“This is the story of a woman who is loved.”
Those are the words black British director Amma Asante used to describe her marvelous sophomore feature Belle at the Athena Film Festival this past weekend, and they had a palpable emotional impact when Asante uttered them at the film’s post-screening Q&A.
That’s because it’s still all-too-maddeningly rare to see a gentle romance about the loveliness or adorableness or winsome sweetness of black women. Asante’s intention to make exactly that — her version of Jane Austen, based on the life of Dido Elizabeth Belle, an 18th-century half-African, half-British historical noblewoman — feels radical, even though the film is in many ways a comfortably familiar period piece primarily concerned with courtship and marriage.

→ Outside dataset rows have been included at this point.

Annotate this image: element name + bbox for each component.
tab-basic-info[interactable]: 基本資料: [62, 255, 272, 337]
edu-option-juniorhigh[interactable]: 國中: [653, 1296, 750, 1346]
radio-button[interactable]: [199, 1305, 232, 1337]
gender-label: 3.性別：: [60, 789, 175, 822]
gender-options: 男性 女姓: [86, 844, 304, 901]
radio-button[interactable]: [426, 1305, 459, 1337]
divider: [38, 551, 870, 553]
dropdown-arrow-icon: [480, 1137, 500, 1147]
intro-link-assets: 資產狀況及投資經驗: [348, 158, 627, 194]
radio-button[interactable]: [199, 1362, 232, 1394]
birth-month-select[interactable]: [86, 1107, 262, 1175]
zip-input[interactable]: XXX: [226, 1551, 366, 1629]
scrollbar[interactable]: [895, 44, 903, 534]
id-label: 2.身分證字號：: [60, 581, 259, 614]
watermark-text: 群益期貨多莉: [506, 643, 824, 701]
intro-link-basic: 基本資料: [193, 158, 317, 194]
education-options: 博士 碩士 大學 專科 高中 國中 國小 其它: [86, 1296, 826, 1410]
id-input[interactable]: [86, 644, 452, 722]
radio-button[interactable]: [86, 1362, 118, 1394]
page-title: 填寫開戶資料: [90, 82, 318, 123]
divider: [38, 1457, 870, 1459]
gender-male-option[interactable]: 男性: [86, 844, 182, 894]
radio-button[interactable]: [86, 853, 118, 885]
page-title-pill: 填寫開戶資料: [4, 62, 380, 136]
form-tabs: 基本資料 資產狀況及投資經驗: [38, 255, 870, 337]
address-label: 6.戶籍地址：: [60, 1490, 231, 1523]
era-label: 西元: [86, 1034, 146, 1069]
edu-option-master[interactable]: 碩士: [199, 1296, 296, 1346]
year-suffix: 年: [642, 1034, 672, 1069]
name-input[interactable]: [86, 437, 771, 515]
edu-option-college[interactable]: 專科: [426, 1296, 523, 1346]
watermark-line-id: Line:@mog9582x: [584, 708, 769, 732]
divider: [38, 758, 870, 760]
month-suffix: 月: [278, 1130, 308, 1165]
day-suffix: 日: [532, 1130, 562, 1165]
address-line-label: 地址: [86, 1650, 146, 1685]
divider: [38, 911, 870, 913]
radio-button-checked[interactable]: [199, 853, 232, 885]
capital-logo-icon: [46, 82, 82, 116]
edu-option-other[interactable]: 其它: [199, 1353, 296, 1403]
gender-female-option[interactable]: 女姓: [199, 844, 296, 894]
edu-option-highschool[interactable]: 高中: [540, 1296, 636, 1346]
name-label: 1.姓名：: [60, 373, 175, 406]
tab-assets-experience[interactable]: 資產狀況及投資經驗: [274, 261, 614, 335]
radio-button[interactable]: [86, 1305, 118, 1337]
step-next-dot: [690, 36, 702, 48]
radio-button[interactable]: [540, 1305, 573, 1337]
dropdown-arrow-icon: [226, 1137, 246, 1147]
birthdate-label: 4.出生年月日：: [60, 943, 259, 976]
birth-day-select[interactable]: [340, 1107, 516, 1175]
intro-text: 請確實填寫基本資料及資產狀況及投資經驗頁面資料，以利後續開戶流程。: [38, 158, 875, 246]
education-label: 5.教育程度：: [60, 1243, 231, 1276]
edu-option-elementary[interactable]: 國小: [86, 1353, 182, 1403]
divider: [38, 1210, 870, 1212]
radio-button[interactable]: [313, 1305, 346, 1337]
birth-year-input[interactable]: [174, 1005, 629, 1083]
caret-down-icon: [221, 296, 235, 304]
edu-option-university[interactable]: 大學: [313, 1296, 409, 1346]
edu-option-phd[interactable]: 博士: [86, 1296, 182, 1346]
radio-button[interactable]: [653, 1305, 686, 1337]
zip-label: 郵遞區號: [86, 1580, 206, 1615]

Last year saw a flurry of high-profile films with (male) black protagonists (12 Years a Slave, Mandela, Fruitvale Station, The Butler, and 42), and the wonderful thing about Asante’s carefully constructed film is that it’s not a story grounded in black suffering. Living in a pre-abolition Britain, Dido, played with grace and passion by Gugu Mbatha-Raw, is certainly no stranger to racism.
But, as Asante explained, her film tells a story about Dido “teaching people how to love her” — to let themselves be won over by her charms and wit despite their knee-jerk prejudices. Rounded out by critiques of sexism and classism, Belle is a quietly ambitious project that’s already put Asante on an ascendant path in Hollywood.
If you missed its NY premiere at Athena, Belle will be released on May 2.